EU Bank Cleared to Buy Troubled Gov’t Bonds

     (CN) – A plan hatched by the European Central Bank in 2012 during the global financial meltdown to buy troubled government bonds is constitutional in principle, an adviser to the EU’s highest court found Wednesday.
     Political leaders and economists in Germany sued their own government, the Deutscher Bundestag, over its failure to challenge the ECB’s plan – which has never been legally adopted, much less implemented.
     The German group claimed that their fundamental rights had been violated by the Bundestag’s failure to act, and the parliamentary group Die Linke asked the German constitutional court to order lawmakers to work on annulling the ECB’s plan.
     For the first time in its history, the highly independent German court asked the European Court of Justice to weigh in on the legality of the plan, known as the OMT program. Specifically, it questioned whether the plan is an economic policy measure rather than a monetary one, therefore exceeding the scope of the ECB’s powers under the EU constitution.

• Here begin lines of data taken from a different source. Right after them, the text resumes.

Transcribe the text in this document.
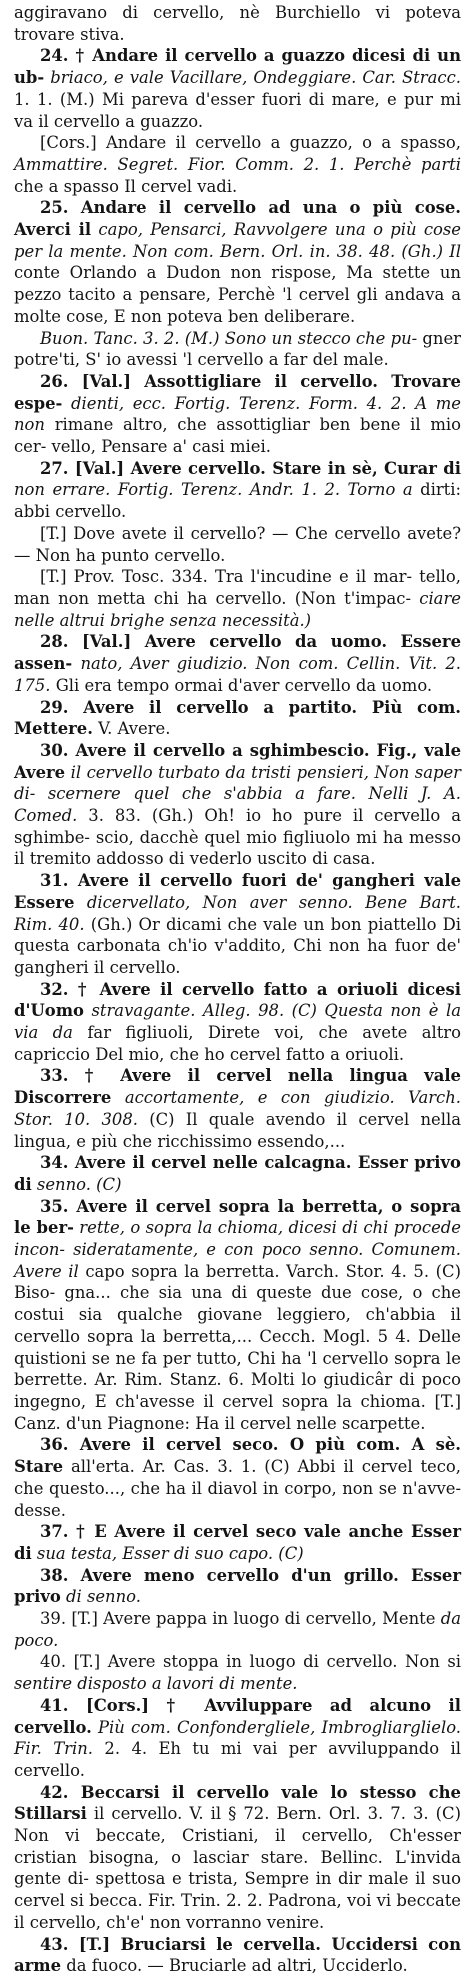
aggiravano di cervello, nè Burchiello vi poteva trovare stiva.

24. † Andare il cervello a guazzo dicesi di un ub- briaco, e vale Vacillare, Ondeggiare. Car. Stracc. 1. 1. (M.) Mi pareva d'esser fuori di mare, e pur mi va il cervello a guazzo.

[Cors.] Andare il cervello a guazzo, o a spasso, Ammattire. Segret. Fior. Comm. 2. 1. Perchè parti che a spasso Il cervel vadi.

25. Andare il cervello ad una o più cose. Averci il capo, Pensarci, Ravvolgere una o più cose per la mente. Non com. Bern. Orl. in. 38. 48. (Gh.) Il conte Orlando a Dudon non rispose, Ma stette un pezzo tacito a pensare, Perchè 'l cervel gli andava a molte cose, E non poteva ben deliberare.

Buon. Tanc. 3. 2. (M.) Sono un stecco che pu- gner potre'ti, S' io avessi 'l cervello a far del male.

26. [Val.] Assottigliare il cervello. Trovare espe- dienti, ecc. Fortig. Terenz. Form. 4. 2. A me non rimane altro, che assottigliar ben bene il mio cer- vello, Pensare a' casi miei.

27. [Val.] Avere cervello. Stare in sè, Curar di non errare. Fortig. Terenz. Andr. 1. 2. Torno a dirti: abbi cervello.

[T.] Dove avete il cervello? — Che cervello avete? — Non ha punto cervello.

[T.] Prov. Tosc. 334. Tra l'incudine e il mar- tello, man non metta chi ha cervello. (Non t'impac- ciare nelle altrui brighe senza necessità.)

28. [Val.] Avere cervello da uomo. Essere assen- nato, Aver giudizio. Non com. Cellin. Vit. 2. 175. Gli era tempo ormai d'aver cervello da uomo.

29. Avere il cervello a partito. Più com. Mettere. V. Avere.

30. Avere il cervello a sghimbescio. Fig., vale Avere il cervello turbato da tristi pensieri, Non saper di- scernere quel che s'abbia a fare. Nelli J. A. Comed. 3. 83. (Gh.) Oh! io ho pure il cervello a sghimbe- scio, dacchè quel mio figliuolo mi ha messo il tremito addosso di vederlo uscito di casa.

31. Avere il cervello fuori de' gangheri vale Essere dicervellato, Non aver senno. Bene Bart. Rim. 40. (Gh.) Or dicami che vale un bon piattello Di questa carbonata ch'io v'addito, Chi non ha fuor de' gangheri il cervello.

32. † Avere il cervello fatto a oriuoli dicesi d'Uomo stravagante. Alleg. 98. (C) Questa non è la via da far figliuoli, Direte voi, che avete altro capriccio Del mio, che ho cervel fatto a oriuoli.

33. † Avere il cervel nella lingua vale Discorrere accortamente, e con giudizio. Varch. Stor. 10. 308. (C) Il quale avendo il cervel nella lingua, e più che ricchissimo essendo,...

34. Avere il cervel nelle calcagna. Esser privo di senno. (C)

35. Avere il cervel sopra la berretta, o sopra le ber- rette, o sopra la chioma, dicesi di chi procede incon- sideratamente, e con poco senno. Comunem. Avere il capo sopra la berretta. Varch. Stor. 4. 5. (C) Biso- gna... che sia una di queste due cose, o che costui sia qualche giovane leggiero, ch'abbia il cervello sopra la berretta,... Cecch. Mogl. 5 4. Delle quistioni se ne fa per tutto, Chi ha 'l cervello sopra le berrette. Ar. Rim. Stanz. 6. Molti lo giudicâr di poco ingegno, E ch'avesse il cervel sopra la chioma. [T.] Canz. d'un Piagnone: Ha il cervel nelle scarpette.

36. Avere il cervel seco. O più com. A sè. Stare all'erta. Ar. Cas. 3. 1. (C) Abbi il cervel teco, che questo..., che ha il diavol in corpo, non se n'avve- desse.

37. † E Avere il cervel seco vale anche Esser di sua testa, Esser di suo capo. (C)

38. Avere meno cervello d'un grillo. Esser privo di senno.

39. [T.] Avere pappa in luogo di cervello, Mente da poco.

40. [T.] Avere stoppa in luogo di cervello. Non si sentire disposto a lavori di mente.

41. [Cors.] † Avviluppare ad alcuno il cervello. Più com. Confondergliele, Imbrogliarglielo. Fir. Trin. 2. 4. Eh tu mi vai per avviluppando il cervello.

42. Beccarsi il cervello vale lo stesso che Stillarsi il cervello. V. il § 72. Bern. Orl. 3. 7. 3. (C) Non vi beccate, Cristiani, il cervello, Ch'esser cristian bisogna, o lasciar stare. Bellinc. L'invida gente di- spettosa e trista, Sempre in dir male il suo cervel si becca. Fir. Trin. 2. 2. Padrona, voi vi beccate il cervello, ch'e' non vorranno venire.

43. [T.] Bruciarsi le cervella. Uccidersi con arme da fuoco. — Bruciarle ad altri, Ucciderlo.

     The ECB acknowledges that the program is an “unconventional” instrument – and risky – but argued that it falls within the bank’s constitutional mandate. It argued that the plan would restore the efficiency of its monetary policy instruments by lowering the interest rates on member state bonds, thereby stabilizing Europe’s financial situation in the event of a fiscal crisis.
     But while both the groups challenging the plan and the German court believe the OMT program would make the ECB a “lender of last resort” in the euro area, Advocate General Pedro Cruz Villalon said the ECB’s broad discretion to implement EU monetary policy limits judicial review of its decisions.
     Villalon agreed the OMT is unconventional, but also pointed out that few details about the plan have been shared since it’s never been adopted or implemented. He also noted that if the program is to remain a monetary instrument as the ECB claims, the bank must not be directly involved in any financial assistance programs of member states.
     The adviser for the Luxembourg-based court also acknowledged that the EU constitution prohibits the ECB from purchasing bonds directly from member states. But the bank can legally conduct business on the secondary market – provided it can show that it has implemented safeguards to prevent direct monetary financing of individual states.
     Villalon also dismissed worries that the ECB’s tinkering in the secondary bond market could lead to its insolvency due to the risk of buying bonds from a government in fiscal dire straits.
     “It is widely accepted that the fact that a state has liquidity problems does not necessarily mean that it is going to default on its debt,” Villalon wrote in the 37-page opinion. “A state may be subject to temporary liquidity problems and, at the same time, be a solvent state. Therefore, the fact that the OMT program is targeted at bonds issued by a state or states that are subject to a financial assistance program does not automatically mean that those states are going to default, in full or in part, on their debt. The fact that the states concerned are subject to a conditionality intended to improve their macroeconomic fundamentals, together with the fact that they are integrated in an internal market in the framework of a union based on a spirit of cooperation and loyalty amongst its members, rather tends to confirm that a financial assistance program provides the state concerned with sufficient support to enable it to meet its obligations in the future.”
     But the adviser also urged the ECB to pull out if it ever detects a marked increase in a member state’s debt or if the bank itself faces possible insolvency.
     “Obviously that is an assessment that relates to a scenario in which the OMT program is implemented,” Villalon wrote. “However, I consider it essential, if the strict proportionality of that program is to be confirmed, that the limitation of risks as explained by the ECB should actually be put into practice once the time comes to implement the program.”
     And should the program ever be implemented, the adviser said there must always be a distinction between the primary and secondary bond markets in order to be constitutional.
     Villalon also questioned whether the Court of Justice should even take up the case given the “functional difficulty” of the preliminary ruling request – which contained indications that the German court would make its own decision in the case, regardless of the EU high court’s answer.
     “A national court should not be able to request a preliminary ruling from the Court of Justice if its request already includes, intrinsically or conceptually, the possibility that it will in fact depart from the answer received,” Villalon wrote. “The national court should not be able to proceed in that way because the EU constitution cannot be regarded as providing for such a possibility.”
     Villalon’s opinion is not binding on the Court of Justice, which has already begun its deliberations in the case.